Release Review: "Total Strife Forever" – East India Youth, Album, Out Now

East India Youth’s William Doyle has long been squirreling away hype for the producer/singer-songwriter winter – let the Jamie Woons, James Blakes, Vondelparks and Deptford Goths have their fun. Because 2014 now finds him not only lacking in peers, but backed up by a masterful debut – packed with as many synthpop nuggets as modernist crescendos and electronic freakouts – that might just show him to be musically peerless.
Amongst 2012-13’s billowing surplus of producer/singer-songwriters, contraire-bloggers The Quietus found no satisfaction. James Blake was ‘dance music for bedwetters’, and recent efforts from Vondelpark and Deptford Goth yielded no better results. But when East Londoner William Doyle handed them a CD in person, something clicked (and clacked, and thumped). Like The Quietus – always one step ahead, if you asked them – their new protégé was a kind of post-James Blake James Blake. Because his varied releases, all lumped together in this year’s debut “Total Strife Forever”, boast a deft working knowledge of all his peers’ points of references, but with more ‘serious’ electronic stripes to boot.
Where bona fide tunes are scarce but monumental, Doyle’s music shimmers with six-minute-long ebb and flow synth loops, modernist soundscapes and digital deterioration. Typical of East India Youth, the record begins by boldly eschewing the prototypical ‘suck it and see’ method of starting with a hook. Instead, you’re thrown into the deep end with a pair of patiently unfolding instrumentals. “Glitter Recession” is a mission statement in as much as it shows off what heartstring-tugging emotion Doyle can pull out of one synth chord progression, repeated ad infinitum. The keys dance a desperate dance of continually cross-legged steps, around which acres of piano stabs, modulation and reverberation rise to an apocalyptic reverie. But rather than building to a melodic head, they collapse into “Total Strife Forever I”, the first of four eponymous instrumentals that unfold in as ponderous a level of subtle variation as anything by electronic chinstroker Oneohtrix Point Never (read our review of his 2013 album “R Plus Seven” here). It’s not exactly the snappiest intro to a debut ever.
But it’s bold for good reason, as there’s more of it to come. Many of the album’s spine-tingling peaks occur outside of its more single-worthy territory. “Hinterland”, for example, makes a confident and stirring journey out of weighty techno shapes. But unlike basshead-cum-singer-songwriters such as Ninja Tune’s Raffertie (read our review of his 2013 album “Sleep of Reason” here), the beauty isn’t always in the bass. Instead, East India Youth’s hands-in-the-air moments don’t come with shuddering low end, but timeless synth crescendos worthy of Berlin-era Bowie (“Total Strife Forever III” and “IV”), intricately repeating piano patterns straight out of Nils Frahm’s scores (“Glitter Recession” and “Song For A Granular Piano”) and cascading arpeggios as brutally hypnotic as the violent symmetry of Fuck Buttons (“Looking for Someone”). It’s not exactly a set of namechecks to slip into links on Radio 2’s A-list, but every keystroke and synth pad resonate with more soul than you’d find on any Emile Sandé melisma. These machines have heart – and more specifically, Doyle’s heart, which sounds fit to burst.

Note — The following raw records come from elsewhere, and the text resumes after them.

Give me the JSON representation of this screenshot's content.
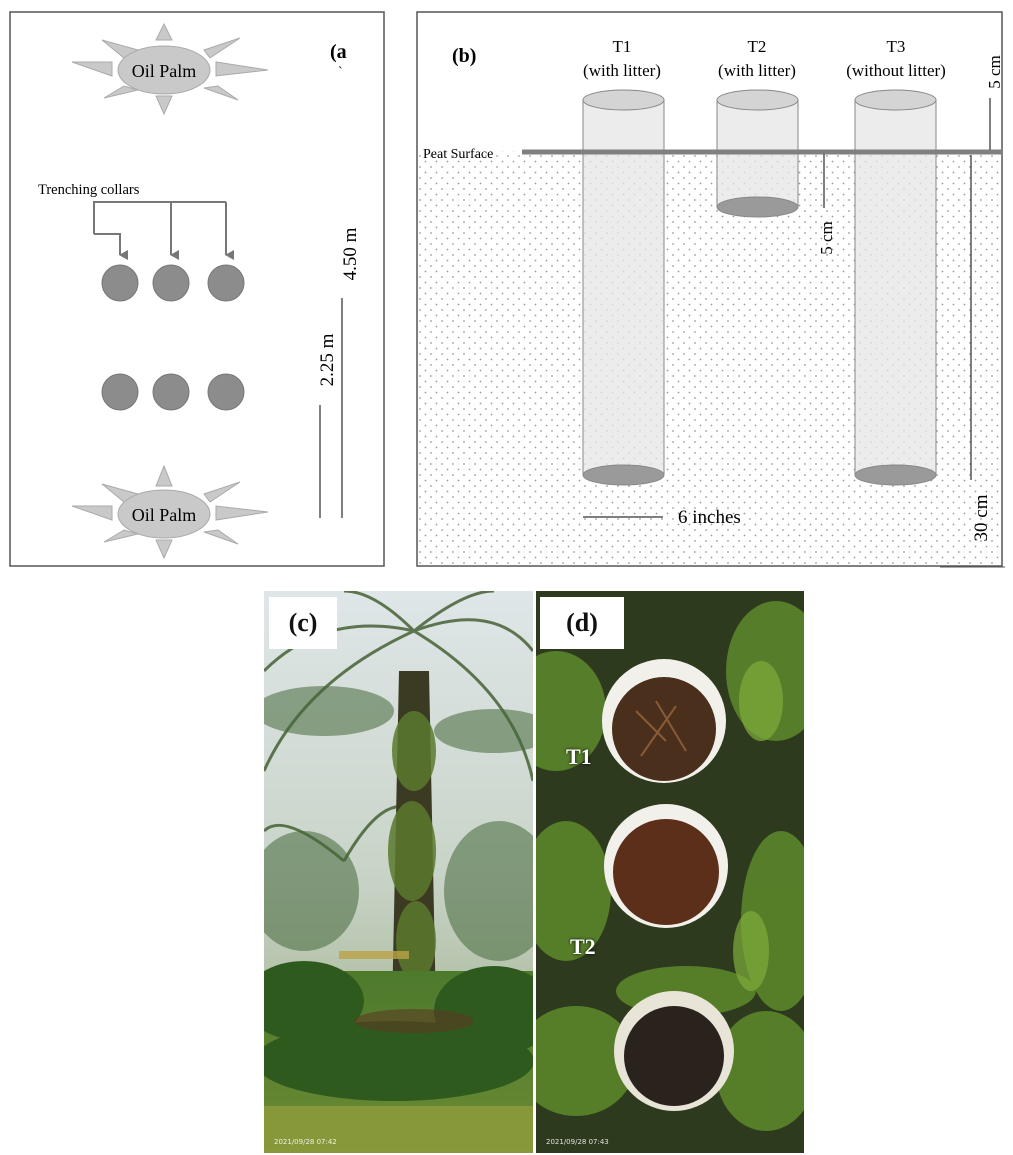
{
  "panel_a": {
    "tag": "(a",
    "tick": "`",
    "palm_top_label": "Oil Palm",
    "palm_bottom_label": "Oil Palm",
    "collars_label": "Trenching collars",
    "dim_outer": "4.50 m",
    "dim_inner": "2.25 m"
  },
  "panel_b": {
    "tag": "(b)",
    "surface_label": "Peat Surface",
    "t1_name": "T1",
    "t1_desc": "(with litter)",
    "t2_name": "T2",
    "t2_desc": "(with litter)",
    "t3_name": "T3",
    "t3_desc": "(without litter)",
    "dim_top": "5 cm",
    "dim_t2_depth": "5 cm",
    "dim_deep": "30 cm",
    "dim_diameter": "6 inches"
  },
  "panel_c": {
    "tag": "(c)",
    "timestamp": "2021/09/28 07:42"
  },
  "panel_d": {
    "tag": "(d)",
    "label_t1": "T1",
    "label_t2": "T2",
    "timestamp": "2021/09/28 07:43"
  },
  "colors": {
    "palm_fill": "#c9c9c9",
    "collar_fill": "#8c8c8c",
    "cylinder_fill": "#e6e6e6",
    "surface_line": "#808080",
    "photo_sky": "#e9eef0",
    "foliage": "#3f6b2c",
    "soil": "#4a2f1d"
  }
}
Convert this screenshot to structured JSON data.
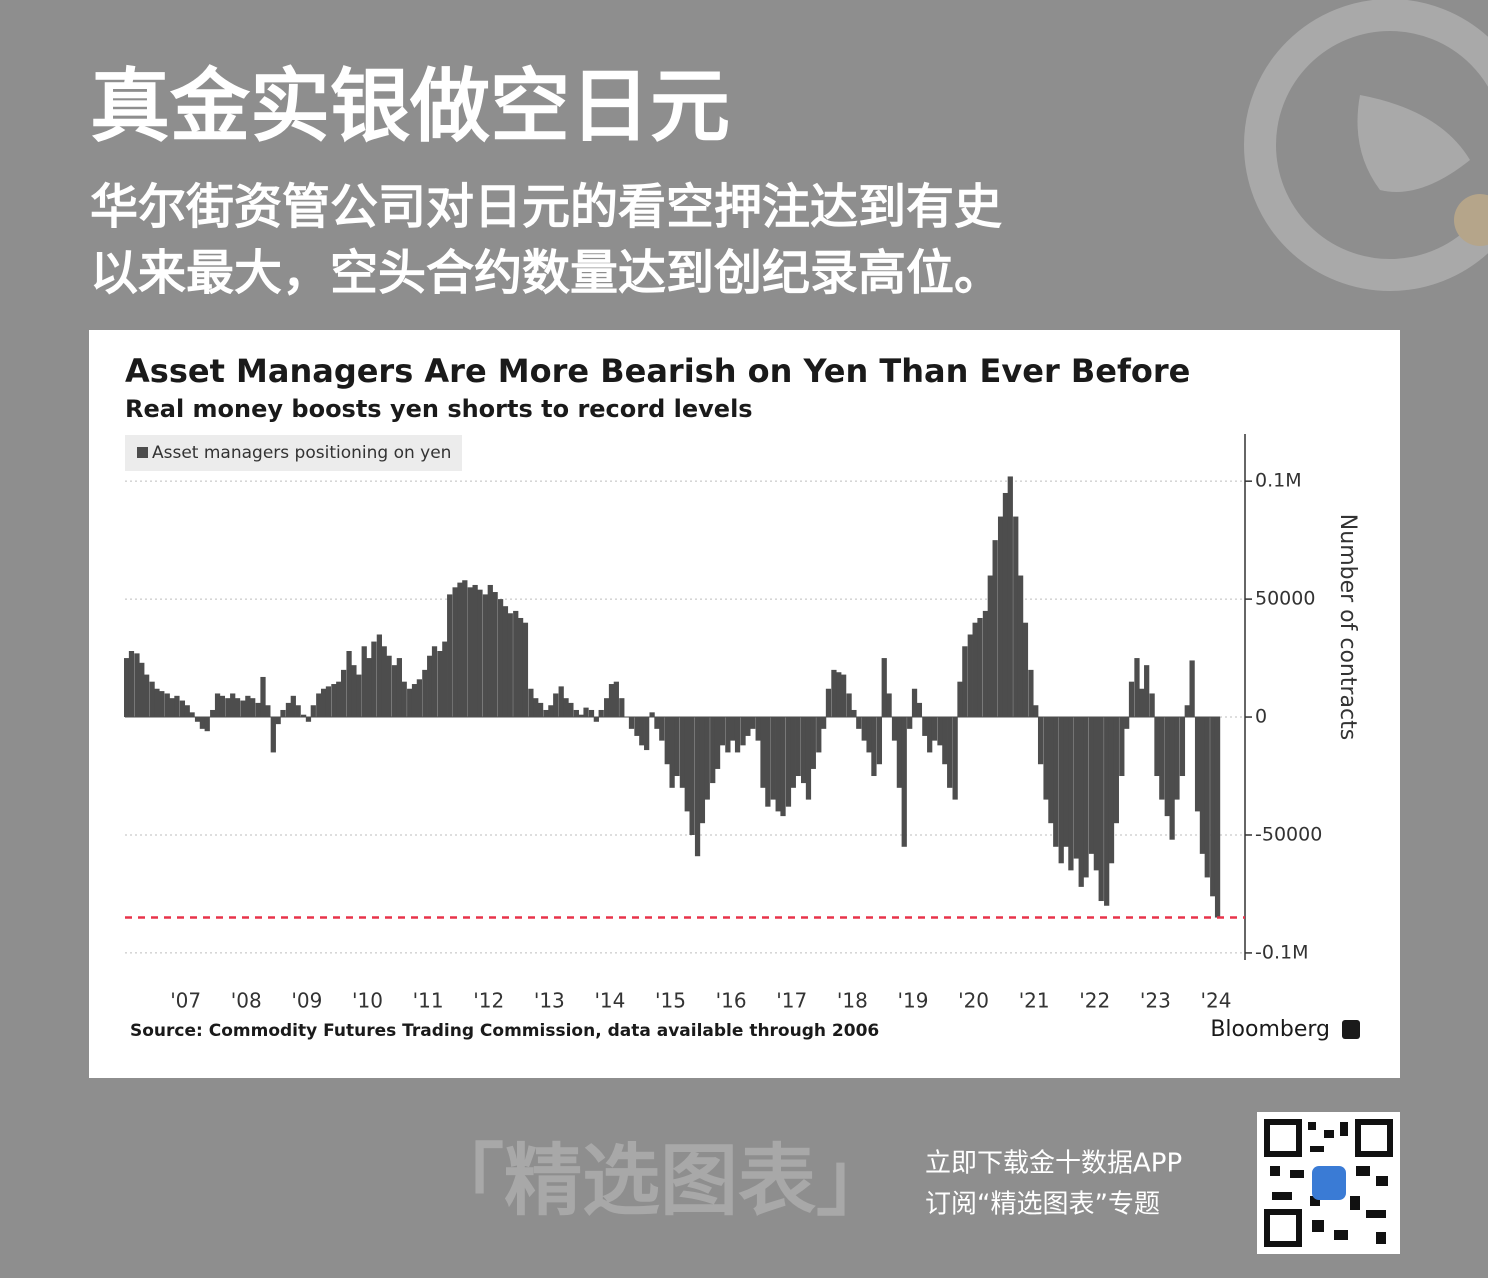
{
  "header": {
    "title": "真金实银做空日元",
    "subtitle_lines": [
      "华尔街资管公司对日元的看空押注达到有史",
      "以来最大，空头合约数量达到创纪录高位。"
    ]
  },
  "chart_data": {
    "type": "bar",
    "title": "Asset Managers Are More Bearish on Yen Than Ever Before",
    "subtitle": "Real money boosts yen shorts to record levels",
    "y_label": "Number of contracts",
    "source": "Source: Commodity Futures Trading Commission, data available through 2006",
    "logo": "Bloomberg",
    "legend": "top-left",
    "grid": true,
    "reference_line": {
      "value": -85000,
      "color": "#e8334a"
    },
    "xlim": [
      2006.4,
      2024.5
    ],
    "xticks": [
      {
        "value": 2007.5,
        "label": "'07"
      },
      {
        "value": 2008.5,
        "label": "'08"
      },
      {
        "value": 2009.5,
        "label": "'09"
      },
      {
        "value": 2010.5,
        "label": "'10"
      },
      {
        "value": 2011.5,
        "label": "'11"
      },
      {
        "value": 2012.5,
        "label": "'12"
      },
      {
        "value": 2013.5,
        "label": "'13"
      },
      {
        "value": 2014.5,
        "label": "'14"
      },
      {
        "value": 2015.5,
        "label": "'15"
      },
      {
        "value": 2016.5,
        "label": "'16"
      },
      {
        "value": 2017.5,
        "label": "'17"
      },
      {
        "value": 2018.5,
        "label": "'18"
      },
      {
        "value": 2019.5,
        "label": "'19"
      },
      {
        "value": 2020.5,
        "label": "'20"
      },
      {
        "value": 2021.5,
        "label": "'21"
      },
      {
        "value": 2022.5,
        "label": "'22"
      },
      {
        "value": 2023.5,
        "label": "'23"
      },
      {
        "value": 2024.5,
        "label": "'24"
      }
    ],
    "ylim": [
      -103000,
      120000
    ],
    "yticks": [
      {
        "value": 100000,
        "label": "0.1M"
      },
      50000,
      0,
      -50000,
      {
        "value": -100000,
        "label": "-0.1M"
      }
    ],
    "x": [
      2006.46,
      2006.54,
      2006.63,
      2006.71,
      2006.79,
      2006.88,
      2006.96,
      2007.04,
      2007.13,
      2007.21,
      2007.29,
      2007.38,
      2007.46,
      2007.54,
      2007.63,
      2007.71,
      2007.79,
      2007.88,
      2007.96,
      2008.04,
      2008.13,
      2008.21,
      2008.29,
      2008.38,
      2008.46,
      2008.54,
      2008.63,
      2008.71,
      2008.79,
      2008.88,
      2008.96,
      2009.04,
      2009.13,
      2009.21,
      2009.29,
      2009.38,
      2009.46,
      2009.54,
      2009.63,
      2009.71,
      2009.79,
      2009.88,
      2009.96,
      2010.04,
      2010.13,
      2010.21,
      2010.29,
      2010.38,
      2010.46,
      2010.54,
      2010.63,
      2010.71,
      2010.79,
      2010.88,
      2010.96,
      2011.04,
      2011.13,
      2011.21,
      2011.29,
      2011.38,
      2011.46,
      2011.54,
      2011.63,
      2011.71,
      2011.79,
      2011.88,
      2011.96,
      2012.04,
      2012.13,
      2012.21,
      2012.29,
      2012.38,
      2012.46,
      2012.54,
      2012.63,
      2012.71,
      2012.79,
      2012.88,
      2012.96,
      2013.04,
      2013.13,
      2013.21,
      2013.29,
      2013.38,
      2013.46,
      2013.54,
      2013.63,
      2013.71,
      2013.79,
      2013.88,
      2013.96,
      2014.04,
      2014.13,
      2014.21,
      2014.29,
      2014.38,
      2014.46,
      2014.54,
      2014.63,
      2014.71,
      2014.79,
      2014.88,
      2014.96,
      2015.04,
      2015.13,
      2015.21,
      2015.29,
      2015.38,
      2015.46,
      2015.54,
      2015.63,
      2015.71,
      2015.79,
      2015.88,
      2015.96,
      2016.04,
      2016.13,
      2016.21,
      2016.29,
      2016.38,
      2016.46,
      2016.54,
      2016.63,
      2016.71,
      2016.79,
      2016.88,
      2016.96,
      2017.04,
      2017.13,
      2017.21,
      2017.29,
      2017.38,
      2017.46,
      2017.54,
      2017.63,
      2017.71,
      2017.79,
      2017.88,
      2017.96,
      2018.04,
      2018.13,
      2018.21,
      2018.29,
      2018.38,
      2018.46,
      2018.54,
      2018.63,
      2018.71,
      2018.79,
      2018.88,
      2018.96,
      2019.04,
      2019.13,
      2019.21,
      2019.29,
      2019.38,
      2019.46,
      2019.54,
      2019.63,
      2019.71,
      2019.79,
      2019.88,
      2019.96,
      2020.04,
      2020.13,
      2020.21,
      2020.29,
      2020.38,
      2020.46,
      2020.54,
      2020.63,
      2020.71,
      2020.79,
      2020.88,
      2020.96,
      2021.04,
      2021.13,
      2021.21,
      2021.29,
      2021.38,
      2021.46,
      2021.54,
      2021.63,
      2021.71,
      2021.79,
      2021.88,
      2021.96,
      2022.04,
      2022.13,
      2022.21,
      2022.29,
      2022.38,
      2022.46,
      2022.54,
      2022.63,
      2022.71,
      2022.79,
      2022.88,
      2022.96,
      2023.04,
      2023.13,
      2023.21,
      2023.29,
      2023.38,
      2023.46,
      2023.54,
      2023.63,
      2023.71,
      2023.79,
      2023.88,
      2023.96,
      2024.04,
      2024.13,
      2024.21,
      2024.29,
      2024.38,
      2024.46
    ],
    "series": [
      {
        "name": "Asset managers positioning on yen",
        "color": "#4d4d4d",
        "values": [
          25000,
          28000,
          27000,
          23000,
          18000,
          15000,
          12000,
          11000,
          10000,
          8000,
          9000,
          7000,
          5000,
          2000,
          -2000,
          -5000,
          -6000,
          3000,
          10000,
          9000,
          8000,
          10000,
          8000,
          7000,
          9000,
          8000,
          6000,
          17000,
          5000,
          -15000,
          -3000,
          3000,
          6000,
          9000,
          5000,
          1000,
          -2000,
          5000,
          10000,
          12000,
          13000,
          14000,
          15000,
          20000,
          28000,
          22000,
          18000,
          30000,
          25000,
          32000,
          35000,
          30000,
          26000,
          22000,
          25000,
          15000,
          12000,
          14000,
          16000,
          20000,
          26000,
          30000,
          28000,
          32000,
          52000,
          55000,
          57000,
          58000,
          55000,
          56000,
          54000,
          52000,
          56000,
          53000,
          50000,
          47000,
          44000,
          45000,
          42000,
          40000,
          12000,
          8000,
          6000,
          3000,
          5000,
          10000,
          13000,
          8000,
          6000,
          3000,
          1000,
          4000,
          3000,
          -2000,
          3000,
          8000,
          14000,
          15000,
          8000,
          0,
          -5000,
          -8000,
          -12000,
          -14000,
          2000,
          -5000,
          -10000,
          -20000,
          -30000,
          -25000,
          -30000,
          -40000,
          -50000,
          -59000,
          -45000,
          -35000,
          -28000,
          -22000,
          -12000,
          -15000,
          -10000,
          -15000,
          -12000,
          -8000,
          -5000,
          -10000,
          -30000,
          -38000,
          -35000,
          -40000,
          -42000,
          -38000,
          -30000,
          -25000,
          -28000,
          -35000,
          -22000,
          -15000,
          -5000,
          12000,
          20000,
          19000,
          18000,
          10000,
          3000,
          -5000,
          -10000,
          -15000,
          -25000,
          -20000,
          25000,
          10000,
          -10000,
          -30000,
          -55000,
          -5000,
          12000,
          6000,
          -8000,
          -15000,
          -10000,
          -12000,
          -20000,
          -30000,
          -35000,
          15000,
          30000,
          35000,
          40000,
          42000,
          45000,
          60000,
          75000,
          85000,
          95000,
          102000,
          85000,
          60000,
          40000,
          20000,
          5000,
          -20000,
          -35000,
          -45000,
          -55000,
          -62000,
          -55000,
          -65000,
          -60000,
          -72000,
          -68000,
          -58000,
          -65000,
          -78000,
          -80000,
          -62000,
          -45000,
          -25000,
          -5000,
          15000,
          25000,
          12000,
          22000,
          10000,
          -25000,
          -35000,
          -42000,
          -52000,
          -35000,
          -25000,
          5000,
          24000,
          -40000,
          -58000,
          -68000,
          -76000,
          -85000
        ]
      }
    ]
  },
  "footer": {
    "brand": "「精选图表」",
    "lines": [
      "立即下载金十数据APP",
      "订阅“精选图表”专题"
    ]
  }
}
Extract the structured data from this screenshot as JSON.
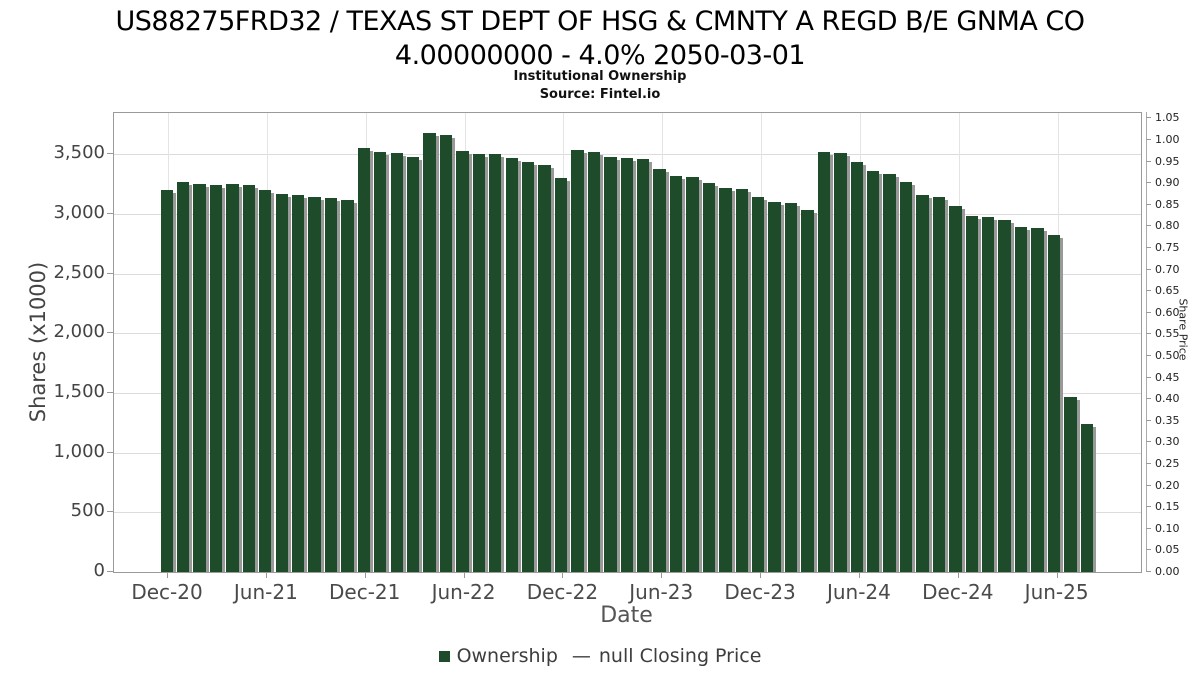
{
  "title": {
    "line1": "US88275FRD32 / TEXAS ST DEPT OF HSG & CMNTY A REGD B/E GNMA CO",
    "line2": "4.00000000 - 4.0% 2050-03-01"
  },
  "subtitle": "Institutional Ownership",
  "source": "Source: Fintel.io",
  "axes": {
    "left": {
      "label": "Shares (x1000)",
      "tick_labels": [
        "0",
        "500",
        "1,000",
        "1,500",
        "2,000",
        "2,500",
        "3,000",
        "3,500"
      ],
      "tick_values": [
        0,
        500,
        1000,
        1500,
        2000,
        2500,
        3000,
        3500
      ]
    },
    "right": {
      "label": "Share Price",
      "tick_labels": [
        "0.00",
        "0.05",
        "0.10",
        "0.15",
        "0.20",
        "0.25",
        "0.30",
        "0.35",
        "0.40",
        "0.45",
        "0.50",
        "0.55",
        "0.60",
        "0.65",
        "0.70",
        "0.75",
        "0.80",
        "0.85",
        "0.90",
        "0.95",
        "1.00",
        "1.05"
      ],
      "tick_values": [
        0,
        0.05,
        0.1,
        0.15,
        0.2,
        0.25,
        0.3,
        0.35,
        0.4,
        0.45,
        0.5,
        0.55,
        0.6,
        0.65,
        0.7,
        0.75,
        0.8,
        0.85,
        0.9,
        0.95,
        1.0,
        1.05
      ]
    },
    "x": {
      "label": "Date",
      "tick_labels": [
        "Dec-20",
        "Jun-21",
        "Dec-21",
        "Jun-22",
        "Dec-22",
        "Jun-23",
        "Dec-23",
        "Jun-24",
        "Dec-24",
        "Jun-25"
      ]
    }
  },
  "legend": {
    "ownership_label": "Ownership",
    "price_marker": "—",
    "price_label": "null Closing Price"
  },
  "chart_data": {
    "type": "bar",
    "title": "US88275FRD32 / TEXAS ST DEPT OF HSG & CMNTY A REGD B/E GNMA CO 4.00000000 - 4.0% 2050-03-01 — Institutional Ownership (Source: Fintel.io)",
    "xlabel": "Date",
    "ylabel": "Shares (x1000)",
    "ylabel_right": "Share Price",
    "ylim_left": [
      0,
      3845
    ],
    "ylim_right": [
      0,
      1.0625
    ],
    "grid": true,
    "legend_position": "bottom",
    "bar_color": "#1e4c2a",
    "bar_shadow_color": "#999999",
    "categories": [
      "Dec-20",
      "Jan-21",
      "Feb-21",
      "Mar-21",
      "Apr-21",
      "May-21",
      "Jun-21",
      "Jul-21",
      "Aug-21",
      "Sep-21",
      "Oct-21",
      "Nov-21",
      "Dec-21",
      "Jan-22",
      "Feb-22",
      "Mar-22",
      "Apr-22",
      "May-22",
      "Jun-22",
      "Jul-22",
      "Aug-22",
      "Sep-22",
      "Oct-22",
      "Nov-22",
      "Dec-22",
      "Jan-23",
      "Feb-23",
      "Mar-23",
      "Apr-23",
      "May-23",
      "Jun-23",
      "Jul-23",
      "Aug-23",
      "Sep-23",
      "Oct-23",
      "Nov-23",
      "Dec-23",
      "Jan-24",
      "Feb-24",
      "Mar-24",
      "Apr-24",
      "May-24",
      "Jun-24",
      "Jul-24",
      "Aug-24",
      "Sep-24",
      "Oct-24",
      "Nov-24",
      "Dec-24",
      "Jan-25",
      "Feb-25",
      "Mar-25",
      "Apr-25",
      "May-25",
      "Jun-25",
      "Jul-25",
      "Aug-25"
    ],
    "values": [
      3200,
      3270,
      3250,
      3245,
      3250,
      3245,
      3200,
      3170,
      3155,
      3145,
      3130,
      3115,
      3550,
      3515,
      3510,
      3480,
      3675,
      3660,
      3530,
      3505,
      3500,
      3470,
      3435,
      3410,
      3300,
      3535,
      3520,
      3480,
      3470,
      3460,
      3375,
      3320,
      3310,
      3255,
      3220,
      3210,
      3145,
      3100,
      3090,
      3030,
      3520,
      3510,
      3435,
      3355,
      3330,
      3265,
      3160,
      3140,
      3065,
      2985,
      2975,
      2945,
      2890,
      2880,
      2820,
      1465,
      1240
    ],
    "secondary_series": {
      "name": "null Closing Price",
      "type": "line",
      "values": []
    }
  }
}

Because crucially, just as his critical acclaim extends beyond the erect noses of the Quietus-grade snobosphere, Doyle retains the appeal of a crossover audience. All the dramatic shapes made by the album’s weighty instrumental sections ultimately play like ripples (albeit wonderful ones in their own right) around its few songs proper – the ones where Doyle opens those pipes of his. “Dripping Down” brings sweet relief after the lengthy openers, its newfound rollicking percussion meeting Doyle’s first impassioned reveal of his love-torn melancholia. “Looking For Someone” is a hearty earworm, whose lyrical and melodic simplicity belies its emotional impact, as well as somehow sneaking in an über-freakout bass solo. But it’s the core of the record, “Heaven, How Long”, that shows Doyle’s wide skill set to be more than critic-panderingly eclectic. Precise keys and a pared back vocal unfold magically towards a euphoric refrain that adds goosebumps to your goosebumps, before a high energy outro that plays like the triumphant closing credits of an epic, and justifiably so.
On these rare moments where his ambient and ponderous experimentation finds its way into proper pop structures, it’s clear that you’re dealing with more than an electronic wunderkind: East India Youth is a boldly transcendental songwriter in his own right, and you won’t be able to keep quiet(-us) about it.